MAIN RESULTS: The five trials that met our criteria included 698 randomised patients: data from 499 (71.5%) were available for analysis of relapse frequency in patients at one year’s, from 488 (70%) at two years’ and from 415 (59.5%) at three years’ follow-up. Azathioprine reduced the number of patients who had relapses during the first year of treatment (relative risk reduction [RRR] =20%; 95% CI = 5% to 33%), at two years’ (RRR =23%; 95% CI = 12% to 33%) and three years’ (RRR =18%; 95% CI = 7% to 27%) follow-up. These results were consistent in sensitivity analysis. There was no heterogeneity among the studies. Data from only three small trials with a total of 87 patients were available to calculate the number of patients who progressed during the first two to three years. There was a statistically significant benefit (RRR = 42%; 95% CI = 7% to 64%) of azathioprine therapy at three years’ follow-up; this result was robust after sensitivity analyses and there was no heterogeneity among the trials. Gastrointestinal disturbances, bone marrow suppression and hepatic toxicity were greater in the azathioprine group rather than in the placebo group; they were anticipated, and, by monitoring and dosage adjustment, were easily managed. Withdrawals due to adverse effects were few, occurring mostly during the first year of azathioprine treatment and mainly due to gastrointestinal intolerance (5%). Data from the trials and from cohort and case controls studies available in the literature did not show an increase in risk of malignancy from azathioprine. A possible long-term risk of cancer from azathioprine may be related to a treatment duration above ten years and cumulative doses above 600 g.
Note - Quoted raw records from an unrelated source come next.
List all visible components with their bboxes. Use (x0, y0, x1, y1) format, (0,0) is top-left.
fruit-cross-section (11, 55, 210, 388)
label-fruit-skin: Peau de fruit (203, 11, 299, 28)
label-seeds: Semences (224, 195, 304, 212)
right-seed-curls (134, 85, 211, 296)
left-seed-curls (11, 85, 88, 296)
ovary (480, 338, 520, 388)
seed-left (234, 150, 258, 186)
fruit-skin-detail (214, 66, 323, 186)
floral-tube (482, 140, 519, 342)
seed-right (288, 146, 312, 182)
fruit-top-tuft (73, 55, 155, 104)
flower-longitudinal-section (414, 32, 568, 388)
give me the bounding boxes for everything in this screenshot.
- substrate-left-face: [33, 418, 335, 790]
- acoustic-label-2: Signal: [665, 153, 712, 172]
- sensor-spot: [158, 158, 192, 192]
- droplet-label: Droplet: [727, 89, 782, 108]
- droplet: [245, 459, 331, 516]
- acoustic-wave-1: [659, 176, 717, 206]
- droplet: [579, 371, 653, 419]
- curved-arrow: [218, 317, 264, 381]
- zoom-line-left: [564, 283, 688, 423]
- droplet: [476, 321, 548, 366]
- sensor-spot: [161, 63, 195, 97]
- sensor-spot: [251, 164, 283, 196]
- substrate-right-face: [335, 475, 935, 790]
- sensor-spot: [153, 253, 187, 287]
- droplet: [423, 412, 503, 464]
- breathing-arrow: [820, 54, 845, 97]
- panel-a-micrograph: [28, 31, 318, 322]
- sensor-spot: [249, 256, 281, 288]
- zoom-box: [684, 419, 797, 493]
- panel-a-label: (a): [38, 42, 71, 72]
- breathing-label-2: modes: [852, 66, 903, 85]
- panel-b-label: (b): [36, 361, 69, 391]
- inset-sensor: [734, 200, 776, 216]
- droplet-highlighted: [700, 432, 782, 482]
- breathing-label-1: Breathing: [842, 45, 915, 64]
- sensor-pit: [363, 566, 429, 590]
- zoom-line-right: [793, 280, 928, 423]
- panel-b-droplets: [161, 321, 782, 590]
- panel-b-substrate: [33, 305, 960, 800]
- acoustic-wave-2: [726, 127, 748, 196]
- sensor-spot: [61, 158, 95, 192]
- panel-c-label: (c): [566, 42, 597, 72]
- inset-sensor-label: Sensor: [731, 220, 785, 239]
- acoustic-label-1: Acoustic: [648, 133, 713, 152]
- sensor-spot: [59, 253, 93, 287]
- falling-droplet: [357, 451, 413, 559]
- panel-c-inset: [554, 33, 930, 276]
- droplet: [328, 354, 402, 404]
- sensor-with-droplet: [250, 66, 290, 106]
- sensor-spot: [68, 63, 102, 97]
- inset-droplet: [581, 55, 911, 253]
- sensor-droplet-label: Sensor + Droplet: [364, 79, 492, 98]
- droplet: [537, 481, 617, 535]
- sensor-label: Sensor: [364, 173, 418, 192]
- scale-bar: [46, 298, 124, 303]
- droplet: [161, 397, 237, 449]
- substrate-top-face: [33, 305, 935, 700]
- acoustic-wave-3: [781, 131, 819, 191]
AUTHORS’ CONCLUSIONS: Azathioprine is an appropriate maintenance treatment for patients with multiple sclerosis who frequently relapse and require steroids. Cumulative doses of 600 g should not be exceeded in relation to a possible increased risk of malignancy. Considering the trade off between the benefits and harms, azathioprine is a fair alternative to interferon beta for treating multiple sclerosis. A logical next step for future trials would seem the direct comparison of azathioprine and interferon beta. In fact the direct comparison between these two widely used treatments in multiple sclerosis has not been made.